There were some prize-winning shots of the body in the pool, as well as close-ups of Chloe, Cooney, Pam—several focused on her chest—and a heartbreaker of Tyrone, looking small and stricken and not saying “Crap.” Still better, Paulie’d heard everything said on the pool deck.
“Nobody knew the dead guy—or that’s what they said. But look at this.” She tapped a key and a soggy white rectangle popped onto the screen. A zoom in and I could see it was a wad of stuck-together business cards.
Howarth ap Gruffydd, PhD, one read. Director, Llangeggel-lyn Botanical Institute.
“Damn,” said MaryAnne. “What the heck is a Welsh botanist doing dead in Cooney Pratt’s swimming pool?”
“Maybe the gardener did it,” Paulie speculated. “He’s gone.”
“What, one of the guys with the ladder?” I asked.
She shook her head, cheeks sucked in to get the last dregs of Mr. Pibb through her straw.
“Nope, those guys were door-to-door palm tree trimmers. You know—cash only, and probably illegal.” A good bet, given the way they’d faded at the sight of the police. “There’s a regular yard guy, though; a guy named John Jaramillo. He should have been there today. But he wasn’t.” She popped the lid off her cup and tilted it up, sloshing ice.
“The cops asked for his phone and address, of course,” I suggested. She gave me a smug look and held out her arm.

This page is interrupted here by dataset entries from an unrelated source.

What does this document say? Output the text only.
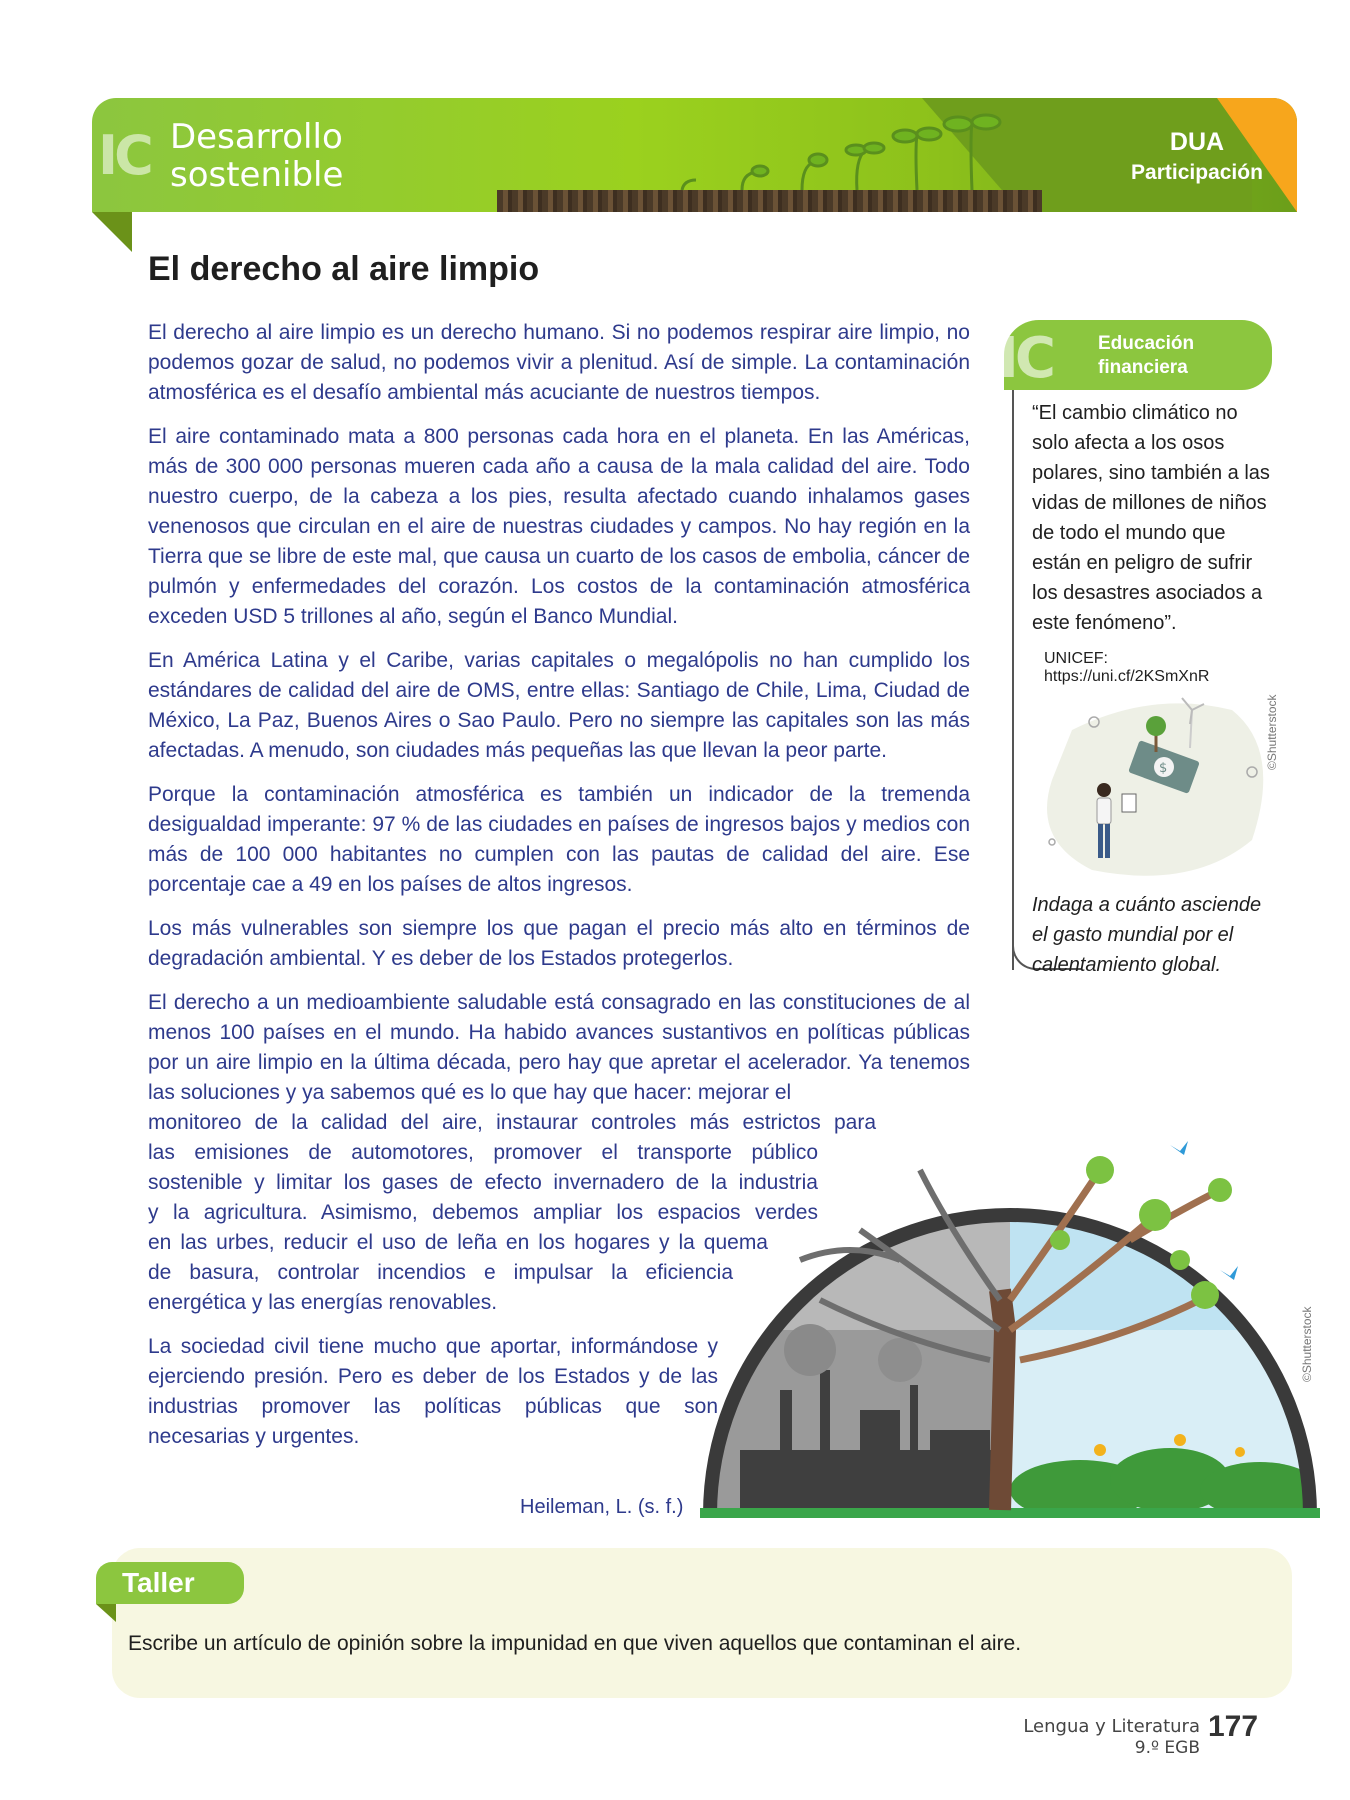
IC Desarrollo
sostenible
DUA
Participación
El derecho al aire limpio

El derecho al aire limpio es un derecho humano. Si no podemos respirar aire limpio, no podemos gozar de salud, no podemos vivir a plenitud. Así de simple. La contaminación atmosférica es el desafío ambiental más acuciante de nuestros tiempos.

El aire contaminado mata a 800 personas cada hora en el planeta. En las Américas, más de 300 000 personas mueren cada año a causa de la mala calidad del aire. Todo nuestro cuerpo, de la cabeza a los pies, resulta afectado cuando inhalamos gases venenosos que circulan en el aire de nuestras ciudades y campos. No hay región en la Tierra que se libre de este mal, que causa un cuarto de los casos de embolia, cáncer de pulmón y enfermedades del corazón. Los costos de la contaminación atmosférica exceden USD 5 trillones al año, según el Banco Mundial.

En América Latina y el Caribe, varias capitales o megalópolis no han cumplido los estándares de calidad del aire de OMS, entre ellas: Santiago de Chile, Lima, Ciudad de México, La Paz, Buenos Aires o Sao Paulo. Pero no siempre las capitales son las más afectadas. A menudo, son ciudades más pequeñas las que llevan la peor parte.

Porque la contaminación atmosférica es también un indicador de la tremenda desigualdad imperante: 97 % de las ciudades en países de ingresos bajos y medios con más de 100 000 habitantes no cumplen con las pautas de calidad del aire. Ese porcentaje cae a 49 en los países de altos ingresos.

Los más vulnerables son siempre los que pagan el precio más alto en términos de degradación ambiental. Y es deber de los Estados protegerlos.

El derecho a un medioambiente saludable está consagrado en las constituciones de al menos 100 países en el mundo. Ha habido avances sustantivos en políticas públicas por un aire limpio en la última década, pero hay que apretar el acelerador. Ya tenemos las soluciones y ya sabemos qué es lo que hay que hacer: mejorar el

monitoreo de la calidad del aire, instaurar controles más estrictos para
las emisiones de automotores, promover el transporte público
sostenible y limitar los gases de efecto invernadero de la industria
y la agricultura. Asimismo, debemos ampliar los espacios verdes
en las urbes, reducir el uso de leña en los hogares y la quema
de basura, controlar incendios e impulsar la eficiencia
energética y las energías renovables.

La sociedad civil tiene mucho que aportar, informándose y ejerciendo presión. Pero es deber de los Estados y de las industrias promover las políticas públicas que son necesarias y urgentes.

Heileman, L. (s. f.)
IC Educación
financiera
“El cambio climático no solo afecta a los osos polares, sino también a las vidas de millones de niños de todo el mundo que están en peligro de sufrir los desastres asociados a este fenómeno”.
UNICEF: https://uni.cf/2KSmXnR
$
Indaga a cuánto asciende el gasto mundial por el calentamiento global.
©Shutterstock
©Shutterstock
Taller
Escribe un artículo de opinión sobre la impunidad en que viven aquellos que contaminan el aire.
Lengua y Literatura
9.º EGB
177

She’d scribbled the numbers with what looked like eyeliner.
Harvey, the new intern, came hustling in, a sheaf of printouts in hand. I’d sent him to do a quick search on the Pratts.
“I sent a lot of stuff to your e-mail, but I thought you’d like these … Jesus, is that guy dead?” He goggled at the screen, where Paulie’s best shot of Dr. ap Gruffydd had replaced the business card.
“No, it’s a YouTube video of Hillary Clinton after the Democratic primary,” MaryAnne said. “Can’t you tell?”
I made Harvey give me the quickie version on the Pratts, which he did, pausing occasionally to gape at the screen, where Paulie and MaryAnne were busy choosing shots.
Cooney Pratt was a real-estate developer; he’d made his money bulldozing desert and putting up tract homes, having either the good judgment or the luck to get out before the housing market collapsed. Pam was his third wife, occupation: housewife.